My dad would be happy as shit I am sure, so for that one I feel ok. As for the current state of the world, who knows? The world is supposed to end this next year, but people have been saying that since time started so that shouldn’t be a real issue. I guess I mean specifically the way people treat each other, from backstabbing to shit-talking to just looking the either way when someone needs help. Everyone is guilty of this at some point but it’s the amount of people I’ve seen as of late who don’t seem to ever realize they’re doing it and amend their behavior.
I feel the same way about the state of the world as I do dub step music, a current craze amongst the younger generation. It sounds bad, I can’t dance to it and it confuses me. If you don’t know about it, it’s like this drum and bass thing that occasionally has vocals and what sounds to me like electronic mosquitoes buzzing around. I am sure it has its merits but I just don’t get it. Am I getting old? Will all music be weird to me by the time my new nephew is old enough to appreciate it?
- “All things must pass”-George Harrison
I don’t know if my dad was ever into the solo work of the Beatles but I am sure he would have loved this song both for its music and lyrics. I think it is my favorite solo song by George and maybe even of any songs he’s written period, although “Something” is pretty damned good.

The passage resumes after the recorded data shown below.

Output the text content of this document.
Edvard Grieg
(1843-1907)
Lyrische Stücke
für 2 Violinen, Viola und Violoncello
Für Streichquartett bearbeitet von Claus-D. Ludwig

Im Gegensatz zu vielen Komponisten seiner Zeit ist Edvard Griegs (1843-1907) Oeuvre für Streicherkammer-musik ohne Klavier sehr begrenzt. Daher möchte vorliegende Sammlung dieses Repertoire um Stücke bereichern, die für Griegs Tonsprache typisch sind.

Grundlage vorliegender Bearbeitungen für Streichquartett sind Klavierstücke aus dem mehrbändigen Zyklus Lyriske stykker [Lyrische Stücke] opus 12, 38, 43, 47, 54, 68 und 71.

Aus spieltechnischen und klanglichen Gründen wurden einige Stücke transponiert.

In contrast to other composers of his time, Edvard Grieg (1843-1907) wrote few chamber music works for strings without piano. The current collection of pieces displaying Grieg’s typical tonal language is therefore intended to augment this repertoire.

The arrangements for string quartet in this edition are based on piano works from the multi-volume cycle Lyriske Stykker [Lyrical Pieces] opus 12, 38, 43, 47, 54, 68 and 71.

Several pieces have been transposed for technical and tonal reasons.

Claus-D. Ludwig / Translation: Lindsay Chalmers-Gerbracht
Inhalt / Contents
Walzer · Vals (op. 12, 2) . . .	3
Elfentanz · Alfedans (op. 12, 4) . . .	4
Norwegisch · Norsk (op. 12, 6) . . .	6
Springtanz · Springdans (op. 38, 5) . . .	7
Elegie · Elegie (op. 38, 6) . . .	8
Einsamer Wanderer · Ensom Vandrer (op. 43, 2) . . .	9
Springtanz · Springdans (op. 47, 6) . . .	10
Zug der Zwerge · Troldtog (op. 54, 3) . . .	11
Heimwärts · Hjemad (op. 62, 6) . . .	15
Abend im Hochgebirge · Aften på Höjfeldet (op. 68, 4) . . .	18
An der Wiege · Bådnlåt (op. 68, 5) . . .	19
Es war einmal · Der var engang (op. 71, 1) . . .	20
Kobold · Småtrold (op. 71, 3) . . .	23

I really love the first couplet which is “The sunrise doesn’t last all morning / A cloudburst doesn’t last all day”. To me, it says everything is fleeting and we have to grab at what we can when we can. It is clearly some type of Tao rephrasing but like any song, I think its content allows for multiple interpretations. You have a seemingly happy delivery of a dour realization, that shit happens and that is the way it is.
I find this song uplifting. The connotation of good or bad is something we ourselves add to whatever situation we are in. Keeping a positive outlook on all things, even death and loss, is easy to say and a bitch to actually do. However, it is very much worthwhile if you can. Check out the new documentary on Harrison on HBO, its killer.